Thursday, January 03, 2008

Matthew Yglesias and David Simon argue about The Wire

Yes, THAT DAVID SIMON.

Matt's referencing this article by Reihan Salam, which is essentially the same kind of "but it's so bleak! Why can't it be hopeful!" nonsense that Simon's work has always been plagued by.

Yglesias agrees, saying:

I think that's right. What's more, based on what I've heard David Simon say about politics, while he and I are clearly "on the same side" in some sense, I don't really agree with him about very much in detail. Fundamentally, I think his vision of the bleak urban dystopia and its roots is counterproductive to advancing the values we hold dear...Simon believes that we are doomed, and political progress requires us to believe that we are not. But aesthetically it's an extremely powerful conceit. And at the end of the day, it's a television show not a treatise on urban policy. If some viewers are taking it too literally as a statement of truth, that's on them much more than it is on Simon.
First, Yglesias is wildly off-base in that latter statement. What makes The Wire powerful is that it's as close as you can get to non-fiction without getting sued. Pretty much every major character is a pretty thin fictionalization of a real human being, the show has more advisors than you can count, and the creators draw heavily on their own real-world experience. The whole reason The Wire is so powerful (yet oddly difficult to watch at times) is precisely because it is more than just "a television show", and I'd recommend it over any number of dry, numbers-filled pieces of urban policy analysis for those who want to understand what's going on out there.

Oh, and Simon HAS written what amounts to a policy treatise on Baltimore. It was called "The Corner". The Wire is actually less bleak than that book. People were complaining about THAT, too.

Second, "unproductive" doesn't mean "wrong". It's bleak because the situation can get bleak. More importantly, though, it's bleak because people delude themselves about how things actually are. The most important thing about Simon's work is to break down these delusions: about drug policy, about politics, about policing, about the working class, about the urban black experience, and about places like Baltimore that are given a kind of "benign" neglect by Hollywood and Washington.

Besides, the elephant in the room has been, and will always be, the question of decrim or legalization in the face of The War on Drugs. While he was very, very honest about the issues involved when he created "Hamsterdam", keep in mind that most of those problems were because Bunny Colvin was simply too low-level to be able to do anything substantial. The war on drugs is a FEDERAL war, but it has LOCAL consequences; and inevitably those consequences have little-to-no impact on those who call the loudest for the war.

Oh, and Matt?
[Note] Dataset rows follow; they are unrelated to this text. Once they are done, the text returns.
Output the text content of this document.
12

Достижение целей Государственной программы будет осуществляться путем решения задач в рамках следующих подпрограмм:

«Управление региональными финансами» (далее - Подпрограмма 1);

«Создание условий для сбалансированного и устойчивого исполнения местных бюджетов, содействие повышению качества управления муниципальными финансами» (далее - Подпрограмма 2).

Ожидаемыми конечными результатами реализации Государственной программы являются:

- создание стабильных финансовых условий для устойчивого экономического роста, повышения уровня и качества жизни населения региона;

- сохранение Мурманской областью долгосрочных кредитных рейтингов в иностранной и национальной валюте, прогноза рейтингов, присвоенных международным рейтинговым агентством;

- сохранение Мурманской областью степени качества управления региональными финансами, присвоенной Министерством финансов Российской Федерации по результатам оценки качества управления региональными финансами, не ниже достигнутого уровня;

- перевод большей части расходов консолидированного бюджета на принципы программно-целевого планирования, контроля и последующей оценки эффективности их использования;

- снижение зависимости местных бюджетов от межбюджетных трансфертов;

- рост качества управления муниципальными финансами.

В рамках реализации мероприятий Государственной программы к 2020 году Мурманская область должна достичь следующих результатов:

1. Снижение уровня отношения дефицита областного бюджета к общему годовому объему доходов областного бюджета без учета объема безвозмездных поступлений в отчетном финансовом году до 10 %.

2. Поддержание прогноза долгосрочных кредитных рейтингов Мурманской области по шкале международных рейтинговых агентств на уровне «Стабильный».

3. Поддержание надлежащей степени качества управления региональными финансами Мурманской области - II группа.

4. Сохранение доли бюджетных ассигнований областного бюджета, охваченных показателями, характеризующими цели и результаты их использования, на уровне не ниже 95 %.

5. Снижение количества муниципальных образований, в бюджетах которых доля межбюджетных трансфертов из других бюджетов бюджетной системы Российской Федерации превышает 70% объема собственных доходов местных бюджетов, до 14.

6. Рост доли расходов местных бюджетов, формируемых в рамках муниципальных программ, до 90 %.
Don't link to somebody who uses the phrase "Or it could lend itself to paroxysms of white guilt". That particular phrase is, incredibly, omnioffensive: it manages to insult whites, blacks, and pretty much everything else. His babbling about "self-help" when talking about the plight of the dockworkers in Season 2 isn't exactly attractive, either.

He's not as big an idiot as Jim Rockford, the commentator who said that "black people in the inner city WANT THUGS", but he's either profoundly misinformed or in deep, deep denial.